İSTANBUL - Tevgera Jinên Azad (TJA), HDP İstanbul İl binasında TSK'nın Rojava'da sürdürdüğü savaşa ilişkin basın toplantısı düzenledi. Basın toplantısının yapıldığı salona "Yaşamı İnşa Eden Biz Kadınlar Yaşamı Öldüren Zihniyete Hayır Diyoruz" yazılı pankartı asan TJA'lı kadınlar, Türk Devleti'nin ÖSO ile beraber yürüttüğü ve 'Barış Pınarı Harekatı' adını verdiği Rojava merkezli Kuzey ve Doğu Suriye'ye yönelik saldırılarının insanlık adına telafisi mümkün olmayan sonuçlar doğuracağı a dikkat çekti.

Türk Devleti'nin başlattığı bu savaşın DAİŞ çeteleriyle birlikte daha da büyüyeceğini ve bu saldırının  sadece Kürtlere yönelik olmakla kalmayacağını vurgulayarak "Kuzey ve Doğu Suriye'de yaşayan Arap, Asuri, Ermeni ve Süryani haklarına da yönelecektir. Sonucunda ise yine göçler ölümler tecavüzler ve yıkımlar gerçekleşecektir" dedi.

2011 yılında başlayan Suriye Savaşı sonrasında 3 milyon insanın zorla yerlerinden göç ettirildiğini, açlık ve susuzlukla, ölümlerle ve katliamlarla yüzyüze kaldıklarını ve kendi topraklarında yaşam bulmaları gerekirken dünyanın dört bir yanına dağılan halkların mülteci olarak yaşamlarını sürdürme mücadelesi verdiklerini hatırlatan TJA'lı kadınlar "Yeni savaş yeni göçler demektir aynı zamanda.

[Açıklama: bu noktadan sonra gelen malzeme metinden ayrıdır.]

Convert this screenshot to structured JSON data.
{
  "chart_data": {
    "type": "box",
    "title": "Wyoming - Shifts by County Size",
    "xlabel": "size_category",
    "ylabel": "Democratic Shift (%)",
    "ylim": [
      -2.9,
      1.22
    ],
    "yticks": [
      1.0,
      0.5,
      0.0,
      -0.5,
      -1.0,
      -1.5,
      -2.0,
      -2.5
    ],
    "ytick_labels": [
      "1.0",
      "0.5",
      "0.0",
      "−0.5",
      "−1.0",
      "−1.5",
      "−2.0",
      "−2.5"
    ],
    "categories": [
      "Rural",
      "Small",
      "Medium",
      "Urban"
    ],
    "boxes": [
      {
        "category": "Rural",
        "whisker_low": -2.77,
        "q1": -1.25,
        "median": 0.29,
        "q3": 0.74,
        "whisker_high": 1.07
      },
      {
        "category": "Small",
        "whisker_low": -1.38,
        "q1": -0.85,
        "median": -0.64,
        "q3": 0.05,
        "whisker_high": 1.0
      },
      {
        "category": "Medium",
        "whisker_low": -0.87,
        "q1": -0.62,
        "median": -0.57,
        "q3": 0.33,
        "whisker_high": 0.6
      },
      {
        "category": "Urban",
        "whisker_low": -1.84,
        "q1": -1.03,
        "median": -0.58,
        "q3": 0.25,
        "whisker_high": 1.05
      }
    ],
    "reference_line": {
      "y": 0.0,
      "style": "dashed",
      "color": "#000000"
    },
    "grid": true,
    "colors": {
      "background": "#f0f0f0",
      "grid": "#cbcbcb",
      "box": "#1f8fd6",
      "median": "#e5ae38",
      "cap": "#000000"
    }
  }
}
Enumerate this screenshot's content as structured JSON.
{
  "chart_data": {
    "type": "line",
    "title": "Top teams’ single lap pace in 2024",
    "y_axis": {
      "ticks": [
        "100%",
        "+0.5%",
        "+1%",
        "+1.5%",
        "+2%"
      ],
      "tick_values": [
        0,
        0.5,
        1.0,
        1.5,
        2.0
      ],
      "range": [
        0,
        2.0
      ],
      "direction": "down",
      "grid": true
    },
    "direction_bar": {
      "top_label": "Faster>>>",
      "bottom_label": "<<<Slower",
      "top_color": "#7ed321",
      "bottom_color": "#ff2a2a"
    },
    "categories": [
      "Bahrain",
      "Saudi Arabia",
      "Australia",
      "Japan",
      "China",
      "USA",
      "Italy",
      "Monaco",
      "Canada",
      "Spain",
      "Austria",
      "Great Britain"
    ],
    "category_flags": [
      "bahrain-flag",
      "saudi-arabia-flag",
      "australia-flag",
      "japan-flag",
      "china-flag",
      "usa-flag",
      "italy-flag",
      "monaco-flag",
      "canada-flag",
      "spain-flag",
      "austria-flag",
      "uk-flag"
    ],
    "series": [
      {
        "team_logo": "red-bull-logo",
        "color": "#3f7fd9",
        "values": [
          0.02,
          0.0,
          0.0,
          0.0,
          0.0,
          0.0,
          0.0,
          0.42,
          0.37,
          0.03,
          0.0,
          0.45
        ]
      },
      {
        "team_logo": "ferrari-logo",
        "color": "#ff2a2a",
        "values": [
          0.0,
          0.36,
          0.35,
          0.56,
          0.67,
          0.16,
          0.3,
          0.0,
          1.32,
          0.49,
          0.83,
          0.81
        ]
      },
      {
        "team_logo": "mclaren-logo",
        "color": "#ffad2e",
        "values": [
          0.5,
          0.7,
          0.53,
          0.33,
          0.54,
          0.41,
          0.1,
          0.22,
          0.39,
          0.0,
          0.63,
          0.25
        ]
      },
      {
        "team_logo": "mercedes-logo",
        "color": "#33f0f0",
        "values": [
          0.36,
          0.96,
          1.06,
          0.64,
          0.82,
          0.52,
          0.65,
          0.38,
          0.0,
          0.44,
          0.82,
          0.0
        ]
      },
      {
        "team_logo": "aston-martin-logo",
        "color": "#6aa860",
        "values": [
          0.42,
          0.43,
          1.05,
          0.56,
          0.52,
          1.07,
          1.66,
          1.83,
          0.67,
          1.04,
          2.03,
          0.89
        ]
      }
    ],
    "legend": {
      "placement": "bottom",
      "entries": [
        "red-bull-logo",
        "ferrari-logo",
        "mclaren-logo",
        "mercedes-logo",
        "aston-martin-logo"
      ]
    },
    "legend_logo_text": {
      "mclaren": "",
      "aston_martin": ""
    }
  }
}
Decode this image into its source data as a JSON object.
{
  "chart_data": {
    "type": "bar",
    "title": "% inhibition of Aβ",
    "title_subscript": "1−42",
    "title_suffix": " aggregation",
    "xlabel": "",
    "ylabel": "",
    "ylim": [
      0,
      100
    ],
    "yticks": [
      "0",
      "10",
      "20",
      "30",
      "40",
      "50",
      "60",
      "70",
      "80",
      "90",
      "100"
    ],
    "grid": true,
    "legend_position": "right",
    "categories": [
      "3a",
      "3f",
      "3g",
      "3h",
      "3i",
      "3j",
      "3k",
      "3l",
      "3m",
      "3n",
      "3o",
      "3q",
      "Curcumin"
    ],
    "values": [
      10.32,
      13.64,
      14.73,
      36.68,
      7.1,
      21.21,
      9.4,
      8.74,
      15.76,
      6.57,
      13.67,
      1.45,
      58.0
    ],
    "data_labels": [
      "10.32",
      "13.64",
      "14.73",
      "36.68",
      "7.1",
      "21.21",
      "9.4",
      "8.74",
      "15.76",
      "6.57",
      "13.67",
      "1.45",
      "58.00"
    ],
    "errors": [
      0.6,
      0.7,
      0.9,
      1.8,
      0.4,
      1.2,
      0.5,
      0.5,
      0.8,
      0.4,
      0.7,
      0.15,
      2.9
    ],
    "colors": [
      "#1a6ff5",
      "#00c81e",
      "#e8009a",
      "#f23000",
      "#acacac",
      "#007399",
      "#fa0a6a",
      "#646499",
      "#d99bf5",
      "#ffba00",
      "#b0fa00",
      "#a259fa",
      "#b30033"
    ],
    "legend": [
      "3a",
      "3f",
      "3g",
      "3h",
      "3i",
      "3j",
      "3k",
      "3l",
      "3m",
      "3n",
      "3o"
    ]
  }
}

Biz Kadınlar biliyoruz ki, barbarlar ordusunun ilk yönelimi her savaşta olduğu gibi yine kadınlar ve çocuklar üzerine olacaktır" dedi.

3 Ağustos 2014 yılında da IŞİD'in Şengal'e yönelik ilk saldırısında 7000 Ezidi kadın ve çocuğun köle pazarlarında satıldığını, defalarca tecavüze uğradığını, türlü işkence ve şiddet çeşitlerine maruz kaldığını hatırlatan TJA'lı kadınlar yine soykırımlar yaşanacağını belirtti.

Barbar DAİŞ çetelerine karşı en büyük savaşı veren onları yenilgiye uğratan Kürtler iken Rojava'da 11 bin savaşçının yaşamını yitirdiğini  ve bu savaşın Kürtlerin ve orada yaşayan halkların kazanımlarına yönelik bir saldırı ve demografik yapının değiştirilmesi harekatı vurgulayan kadınlar Türk devletinin 'Barış hareketı' dediği 'Zeytin Dalı' harekatının da katliam ve istikrarsızlık getirdiği hatırlattı.

TJA'lı kadınlar "Tarihi sorumluluğumuz gereği Rojava'da yaşayan halkların ve inançların yalnız olmadığını ortaya koymaya yaşanacak tüm savaş suçlarına karşı güç birliği içerisinde olmaya davet ediyoruz" diyerek  Bu suça ortak olmamak için kadınların sol sosyalistleri, insan haklarından yana olan ve savaş istemeyenlere harekete geçmeye uluslararası tüm yetkili makamlara çağrılar yaparak harekete geçirmeye ve operasyonların durdurulması için sesimize ses olmaya davet etti. Kadınlar sözlerini "Yaşamı inşa eden biz kadınlar yaşamı öldüren zihniyete 'Hayır' diyoruz. Biji Berxwedana Rojava!" diyerek tamamladı.